«Андрей Михайлович! Вы мне ничего не хотите сказать?»

Я обернулся.

Настя Вишневская сидела на диванчике в углу кафедры, и сидела так тихо, так неподвижно, что я её в первые секунды и не заметил.

«Сказать? Я, Настенька, даже и не знаю, что…» – потерялся я.

«А я на вас, Андрей Михайлович, обижена, серьёзно обижена!»

«Вот ещё, что ещё стряслось, почему?! За то, что я вам всучил часы у бакалавров?»

Настя помотала головой с серьёзным, даже строгим лицом.

«Нет, не в этом дело, мне всё равно нужно проходить аспирантскую практику, как раз очень удачно совпало. Вы ведь ещё даже денег обещали… как будто всё в мире измеряется деньгами!»

«Я не понимаю, Настя, чем я перед тобой провинился! Извините, перед вами!»

«Нет, ничего, пусть будет “тобой”, мне даже нравится. Вот поглядите, Андрей Михайлович! – она встала передо мной, высокая, сильная, обычно – но не сейчас – такая физически естественная, бесстрашная в отношении своего тела, и теперь не знала, чем занять, куда деть собственные руки, будто они только что у неё выросли. Теребила пуговицу на блузке. – Сегодня весь четвёртый курс говорит о вашем проекте! Люди восхищаются, то есть кто-то завидует, кто-то чешет языки, но большинство восхищается! Ваши студенты разобрали роли!»

«Так?»

«А меня почему не пригласили? А мне почему ничего не досталось?»

Я облегчённо выдохнул.

«Что вы вздыхаете?» – спросила Настя с подозрением и откровенно невежливо.

«Я думал, какая-то беда приключилась. Настя, милый человек, я просто предположить не мог, что вам… что тебе это тоже интересно! Ведь это просто… это своего рода студенческая игра, а ты уже исследователь, будущий кандидат наук! Я даже постеснялся тебе предложить».

«И совсем зря! Вам можно играть, а мне нельзя? И что мы теперь будем делать?»

«Если хочешь, – нашёлся я, – ты можешь выбрать любое историческое лицо того времени! У тебя едва ли получится принять участие в работе группы…»

«Вот, и это тоже!»

«Но здесь-то я в чём виноват, если лекции у всех групп четвёртого курса в одно время! И, кроме того, ты целая аспирантка, а они даже ещё не бакалавры!»

«Какая ерунда!»

«…Но я обещаю все твои мысли или тексты включить в сборник», – закончил я.

«И не только в сборник, а я хочу, чтобы вы зачитывали их вслух в вашей лаборатории! – потребовала Настя. – Я хочу быть частью коллектива, насколько у меня это получится!
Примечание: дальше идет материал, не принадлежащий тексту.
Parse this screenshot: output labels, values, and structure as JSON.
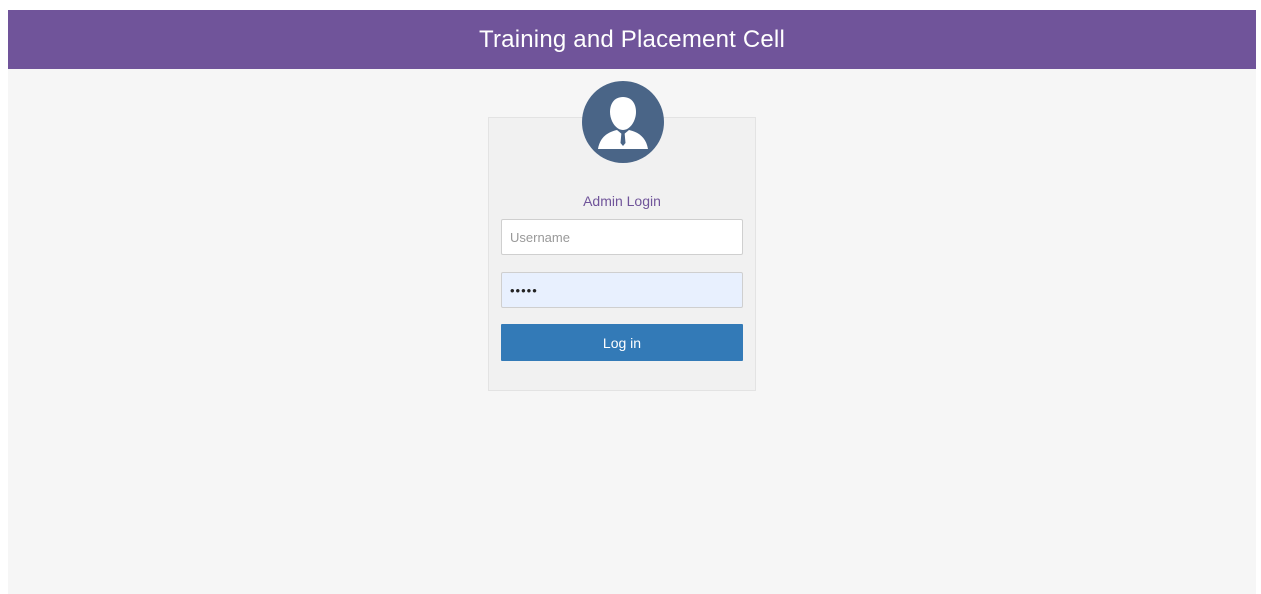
{
  "header": {
    "title": "Training and Placement Cell"
  },
  "login": {
    "avatar_icon": "user-avatar-icon",
    "title": "Admin Login",
    "username_placeholder": "Username",
    "password_value": "admin",
    "submit_label": "Log in"
  },
  "colors": {
    "header_bg": "#70549a",
    "avatar_bg": "#4a6587",
    "title_text": "#70549a",
    "button_bg": "#337ab7",
    "page_bg": "#f6f6f6"
  }
}
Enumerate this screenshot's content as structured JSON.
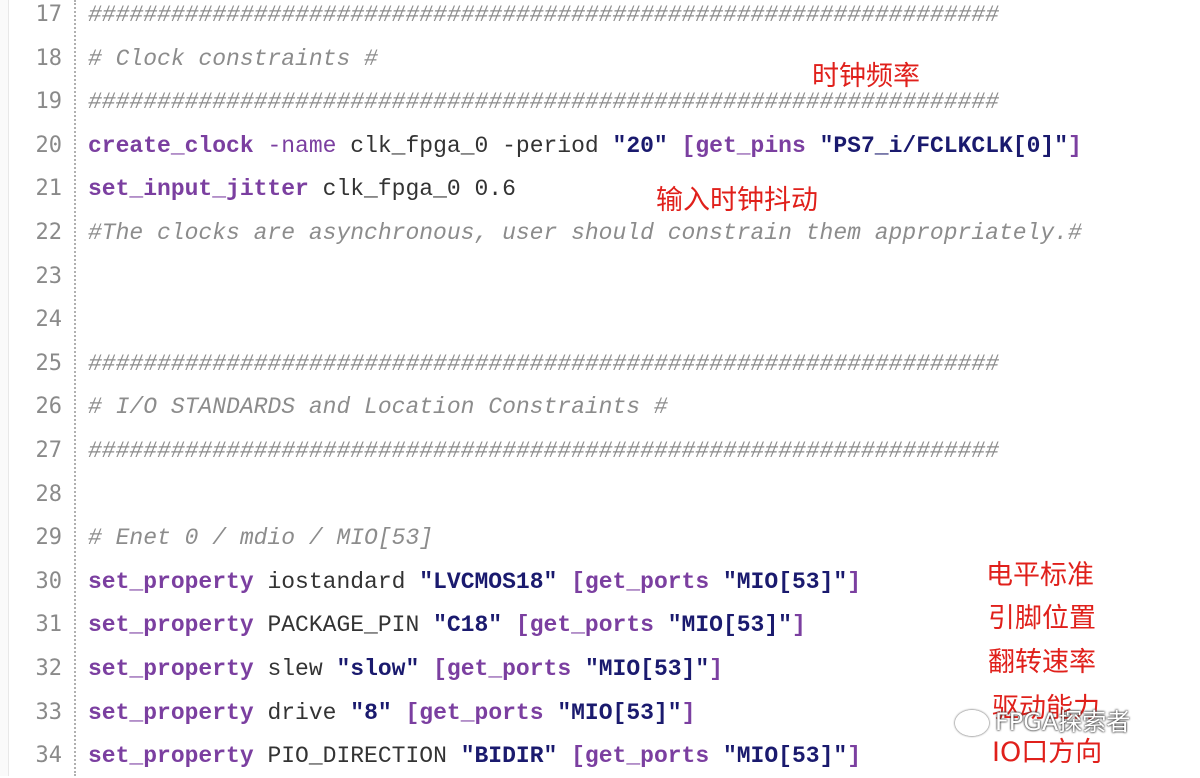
{
  "lines": [
    {
      "num": "17",
      "parts": [
        {
          "cls": "comment",
          "text": "##################################################################"
        }
      ]
    },
    {
      "num": "18",
      "parts": [
        {
          "cls": "comment",
          "text": "# Clock constraints                                                 #"
        }
      ]
    },
    {
      "num": "19",
      "parts": [
        {
          "cls": "comment",
          "text": "##################################################################"
        }
      ]
    },
    {
      "num": "20",
      "parts": [
        {
          "cls": "kw",
          "text": "create_clock"
        },
        {
          "cls": "opt",
          "text": " -name"
        },
        {
          "cls": "plain",
          "text": " clk_fpga_0 -period "
        },
        {
          "cls": "str",
          "text": "\"20\""
        },
        {
          "cls": "plain",
          "text": " "
        },
        {
          "cls": "brk",
          "text": "[get_pins "
        },
        {
          "cls": "str",
          "text": "\"PS7_i/FCLKCLK[0]\""
        },
        {
          "cls": "brk",
          "text": "]"
        }
      ]
    },
    {
      "num": "21",
      "parts": [
        {
          "cls": "kw",
          "text": "set_input_jitter"
        },
        {
          "cls": "plain",
          "text": " clk_fpga_0 0.6"
        }
      ]
    },
    {
      "num": "22",
      "parts": [
        {
          "cls": "comment",
          "text": "#The clocks are asynchronous, user should constrain them appropriately.#"
        }
      ]
    },
    {
      "num": "23",
      "parts": []
    },
    {
      "num": "24",
      "parts": []
    },
    {
      "num": "25",
      "parts": [
        {
          "cls": "comment",
          "text": "##################################################################"
        }
      ]
    },
    {
      "num": "26",
      "parts": [
        {
          "cls": "comment",
          "text": "# I/O STANDARDS and Location Constraints                            #"
        }
      ]
    },
    {
      "num": "27",
      "parts": [
        {
          "cls": "comment",
          "text": "##################################################################"
        }
      ]
    },
    {
      "num": "28",
      "parts": []
    },
    {
      "num": "29",
      "parts": [
        {
          "cls": "comment",
          "text": "#  Enet 0 / mdio / MIO[53]"
        }
      ]
    },
    {
      "num": "30",
      "parts": [
        {
          "cls": "kw",
          "text": "set_property"
        },
        {
          "cls": "plain",
          "text": " iostandard "
        },
        {
          "cls": "str",
          "text": "\"LVCMOS18\""
        },
        {
          "cls": "plain",
          "text": " "
        },
        {
          "cls": "brk",
          "text": "[get_ports "
        },
        {
          "cls": "str",
          "text": "\"MIO[53]\""
        },
        {
          "cls": "brk",
          "text": "]"
        }
      ]
    },
    {
      "num": "31",
      "parts": [
        {
          "cls": "kw",
          "text": "set_property"
        },
        {
          "cls": "plain",
          "text": " PACKAGE_PIN "
        },
        {
          "cls": "str",
          "text": "\"C18\""
        },
        {
          "cls": "plain",
          "text": " "
        },
        {
          "cls": "brk",
          "text": "[get_ports "
        },
        {
          "cls": "str",
          "text": "\"MIO[53]\""
        },
        {
          "cls": "brk",
          "text": "]"
        }
      ]
    },
    {
      "num": "32",
      "parts": [
        {
          "cls": "kw",
          "text": "set_property"
        },
        {
          "cls": "plain",
          "text": " slew "
        },
        {
          "cls": "str",
          "text": "\"slow\""
        },
        {
          "cls": "plain",
          "text": " "
        },
        {
          "cls": "brk",
          "text": "[get_ports "
        },
        {
          "cls": "str",
          "text": "\"MIO[53]\""
        },
        {
          "cls": "brk",
          "text": "]"
        }
      ]
    },
    {
      "num": "33",
      "parts": [
        {
          "cls": "kw",
          "text": "set_property"
        },
        {
          "cls": "plain",
          "text": " drive "
        },
        {
          "cls": "str",
          "text": "\"8\""
        },
        {
          "cls": "plain",
          "text": " "
        },
        {
          "cls": "brk",
          "text": "[get_ports "
        },
        {
          "cls": "str",
          "text": "\"MIO[53]\""
        },
        {
          "cls": "brk",
          "text": "]"
        }
      ]
    },
    {
      "num": "34",
      "parts": [
        {
          "cls": "kw",
          "text": "set_property"
        },
        {
          "cls": "plain",
          "text": " PIO_DIRECTION "
        },
        {
          "cls": "str",
          "text": "\"BIDIR\""
        },
        {
          "cls": "plain",
          "text": " "
        },
        {
          "cls": "brk",
          "text": "[get_ports "
        },
        {
          "cls": "str",
          "text": "\"MIO[53]\""
        },
        {
          "cls": "brk",
          "text": "]"
        }
      ]
    }
  ],
  "annotations": {
    "clock_freq": "时钟频率",
    "input_jitter": "输入时钟抖动",
    "iostandard": "电平标准",
    "package_pin": "引脚位置",
    "slew": "翻转速率",
    "drive": "驱动能力",
    "direction": "IO口方向"
  },
  "watermark": "FPGA探索者",
  "colors": {
    "keyword": "#7b3fa0",
    "string": "#1a1a6e",
    "comment": "#8c8c8c",
    "annotation": "#e0201b"
  }
}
Извините, пожалуйста, я много прошу, да? Но я ведь вас немного разгружу от работы в апреле, поэтому у меня всё-таки есть небольшое право… Дайте мне, пожалуйста, список тех, кого уже взяли!»

Я дал ей список предварительного распределения исторических персонажей, записанный в свой учительский ежедневник. Настя сфотографировала список на телефон и, вернув мне ежедневник, уставилась на фотографию, нахмурив брови. Коротко усмехнулась:

«Лёша Орешкин, значит, будет царём и страстотерпцем?»

«Но кто же лучше него подходит? Ты на меня не сердись, Настя, пожалуйста», – попросил я.

«И вы на меня тоже. Не знаю сама, что на меня нашло… но для меня это важно! Я подумаю до конца выходных, Андрей Михайлович, можно? – Настя бросила взгляд на наши кафедральные часы и спохватилась: – Ой, как уже поздно! Побегу домой – простите!»


[19]


Тут мой рассказчик сам бросил взгляд на часы и спохватился в свою очередь:


– А ведь и правда поздно! Боюсь, я вас задерживаю и утомил.


– Я бы оставался и дольше, но гость должен и меру знать, – согласился я. – А между тем мы только начали!


– Моя жена гостит у своих родителей и вернётся что-то через неделю, – ответил Могилёв. – Я буду очень рад видеть вас у себя по вечерам, хоть даже каждый вечер, если только у вас хватит терпения добраться до конца моей истории.